Being privileged is many things. Being privileged is also not many things. Both at the same time.
First things first: being privileged does not make you a bad person. It is just a statement of fact - you have something others don't. Whatever that might be.
It might be money.
It might be time.
It might be access.
It might be social recognition.
It might be available life choices.
It might be expectations.
It might be all of these things at once, intertangled in a complex web of interlocking mutually reinforcing causes and effects, transcribed into our cultural DNA and determining our fates like those old norns of yore -
It probably is. Only without the norns.
The way to read this non-exhaustive list is to see it as things that might be relevant to look at, either by themselves or in combination. The best advice is to start out with the one thing, and go from there.
So, one thing. Money. On the face of it, it is rather straightforward. The ultrarich are more privileged than the ultrapoor. The moderately rich more than the moderately poor. And so and so forth. Nothing strange going on here. And, to be sure, nothing interesting. Yet. Let's add complexity.
Now, two things. Money and time.
It is tempting to quote the old adage that time is money. And it is, in oh so many ways. Most markedly if you happen to be employed by someone, and have to remain employed by this someone to keep yourself in money.
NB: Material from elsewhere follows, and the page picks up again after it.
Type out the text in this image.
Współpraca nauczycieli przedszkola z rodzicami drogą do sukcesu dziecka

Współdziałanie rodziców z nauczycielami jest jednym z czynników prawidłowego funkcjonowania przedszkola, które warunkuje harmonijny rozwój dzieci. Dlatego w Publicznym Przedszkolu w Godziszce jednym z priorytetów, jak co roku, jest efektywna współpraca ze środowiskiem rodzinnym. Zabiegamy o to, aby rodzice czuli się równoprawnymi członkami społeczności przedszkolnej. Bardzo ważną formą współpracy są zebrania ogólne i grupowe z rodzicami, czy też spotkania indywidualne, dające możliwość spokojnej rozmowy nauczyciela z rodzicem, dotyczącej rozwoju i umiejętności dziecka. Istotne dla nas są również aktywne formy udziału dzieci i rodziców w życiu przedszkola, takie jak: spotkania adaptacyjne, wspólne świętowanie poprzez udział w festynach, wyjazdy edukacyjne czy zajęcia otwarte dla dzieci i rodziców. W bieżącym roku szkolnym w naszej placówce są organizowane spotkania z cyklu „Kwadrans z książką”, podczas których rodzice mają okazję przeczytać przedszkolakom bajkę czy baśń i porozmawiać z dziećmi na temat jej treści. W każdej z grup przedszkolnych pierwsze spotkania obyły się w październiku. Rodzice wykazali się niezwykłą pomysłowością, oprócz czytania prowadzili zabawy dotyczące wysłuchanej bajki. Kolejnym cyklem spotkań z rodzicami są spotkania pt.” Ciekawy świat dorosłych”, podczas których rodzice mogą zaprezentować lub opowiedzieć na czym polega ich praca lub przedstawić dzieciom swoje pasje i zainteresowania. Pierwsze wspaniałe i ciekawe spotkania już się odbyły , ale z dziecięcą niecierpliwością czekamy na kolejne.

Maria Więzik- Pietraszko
Which, in most cases, mean you have to be at work all those hours, every day five days a week.
That's a lot of hours, all taken together.
It works in reverse, too. The one thing money is best at buying is time. In a direct sense, you buy other people's time when you buy things - whether it being indirect in the product of someone's labor, or the very immediate sense of making that labor happen. In whatever way, shape or form it might manifest itself.
Or, sideways: with enough money, you have time to do whatever it is you want to do. And, moreover, you don't ever have to spend time worrying about money - a big pastime among those who don't have it.
It is, of course, possible to flip this. I'm sadly enough privy to the details, but I hear that tax returns and financial instruments can get quite complicated and time-consuming really fast. Meaning that not all money is equally efficient time savers, and that sometimes you're better off timewise having no money at all.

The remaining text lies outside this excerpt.